Aveugle à son apparence, De Lacey n’entendait que la sincérité dans sa voix. Le cœur du monstre se brisa ; il saisit fermement la main du vieil homme. « C’est maintenant le moment ! le supplia-t-il. Sauve et protège-moi ! Toi et ta famille êtes les amis que j’ai tant souhaités. Ne m’abandonne pas à ma plus sombre heure ! »

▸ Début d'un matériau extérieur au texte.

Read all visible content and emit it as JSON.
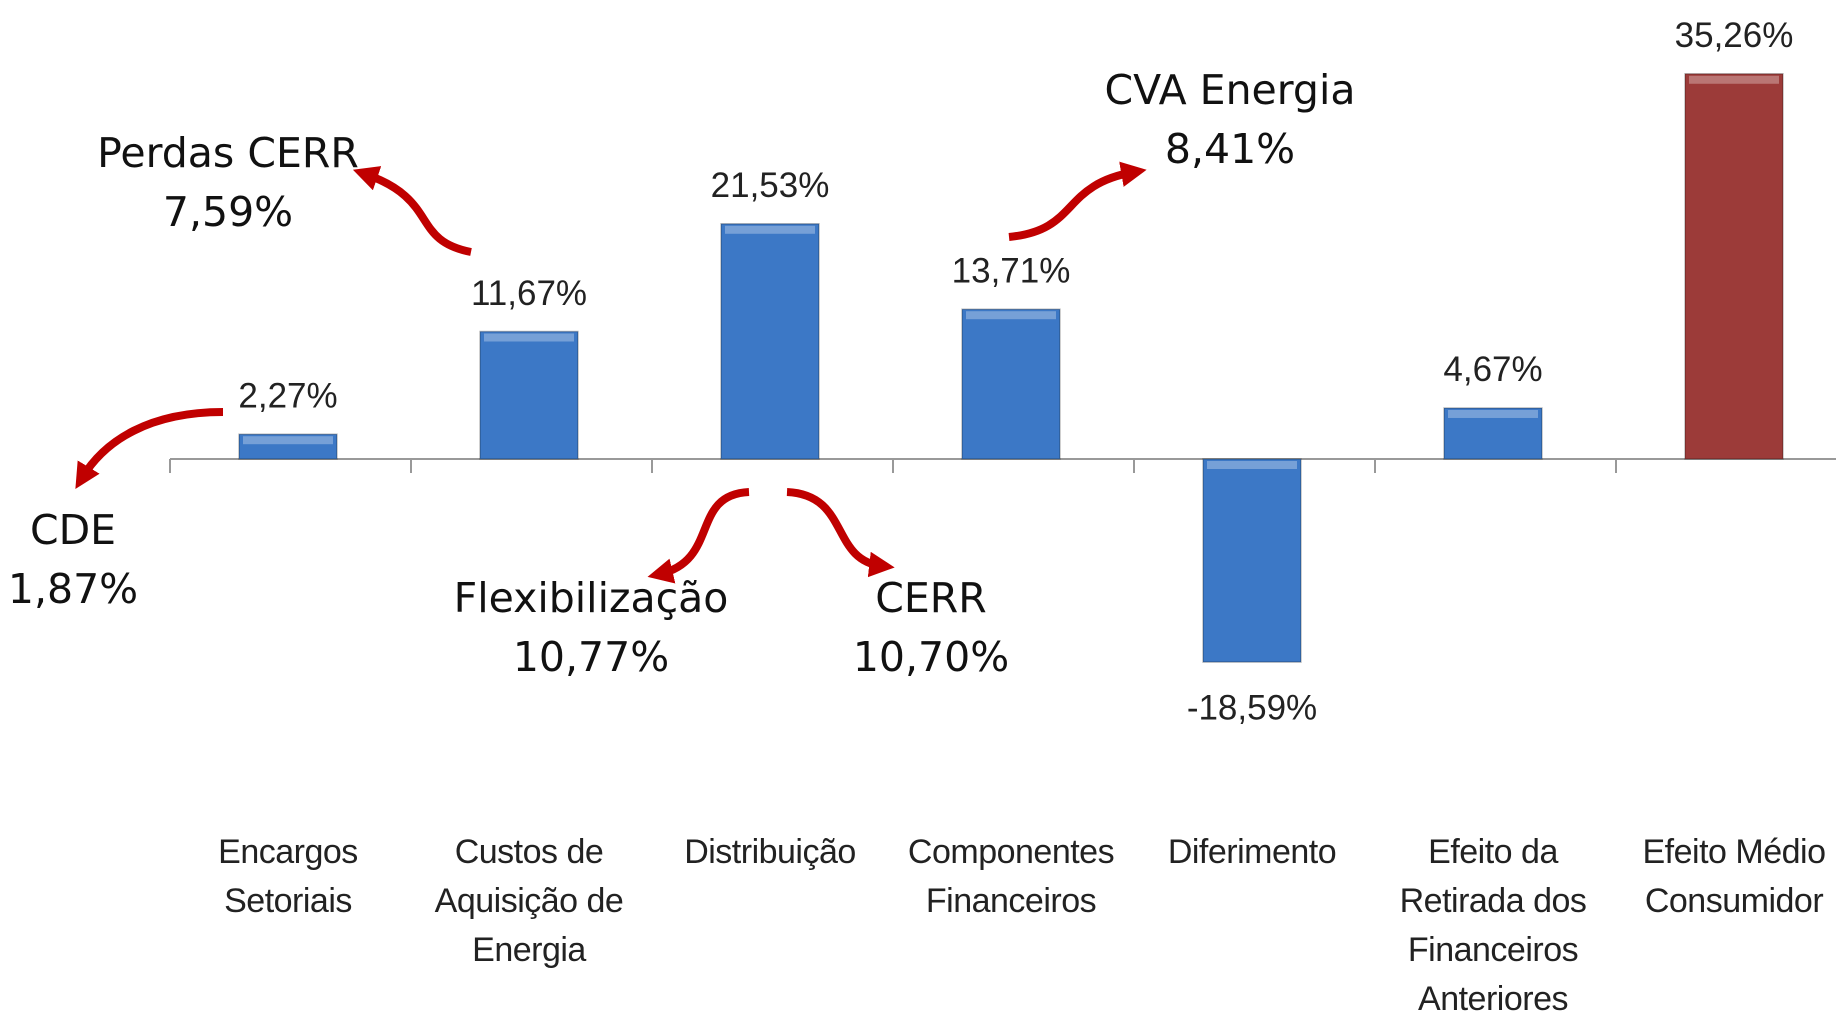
{
  "chart_data": {
    "type": "bar",
    "categories": [
      "Encargos Setoriais",
      "Custos de Aquisição de Energia",
      "Distribuição",
      "Componentes Financeiros",
      "Diferimento",
      "Efeito da Retirada dos Financeiros Anteriores",
      "Efeito Médio Consumidor"
    ],
    "values": [
      2.27,
      11.67,
      21.53,
      13.71,
      -18.59,
      4.67,
      35.26
    ],
    "value_labels": [
      "2,27%",
      "11,67%",
      "21,53%",
      "13,71%",
      "-18,59%",
      "4,67%",
      "35,26%"
    ],
    "colors": [
      "#3c78c6",
      "#3c78c6",
      "#3c78c6",
      "#3c78c6",
      "#3c78c6",
      "#3c78c6",
      "#9c3b39"
    ],
    "annotations": [
      {
        "name": "CDE",
        "label": "1,87%"
      },
      {
        "name": "Perdas CERR",
        "label": "7,59%"
      },
      {
        "name": "Flexibilização",
        "label": "10,77%"
      },
      {
        "name": "CERR",
        "label": "10,70%"
      },
      {
        "name": "CVA Energia",
        "label": "8,41%"
      }
    ]
  }
}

La porte grinça en s’ouvrant. Felix, Safie et Agatha entrèrent. L’horreur les submergea. Agatha s’évanouit sur-le-champ ; Safie poussa un cri et s’enfuit de la pièce. Felix arracha le monstre de son père et le frappa de toutes ses forces. Le monstre aurait pu déchirer Felix membre par membre en un instant, mais son cœur sombra et il se retint. Il sortit et s’enfuit vers sa masure.

« Maudit, maudit créateur ! Pourquoi ai-je jamais respiré ? » La rage le consumma. La nuit il erra dans les bois, hurlant comme une bête férale. Mais à la fin l’épuisement brisa son esprit. Il déclara la guerre à toute la race humaine.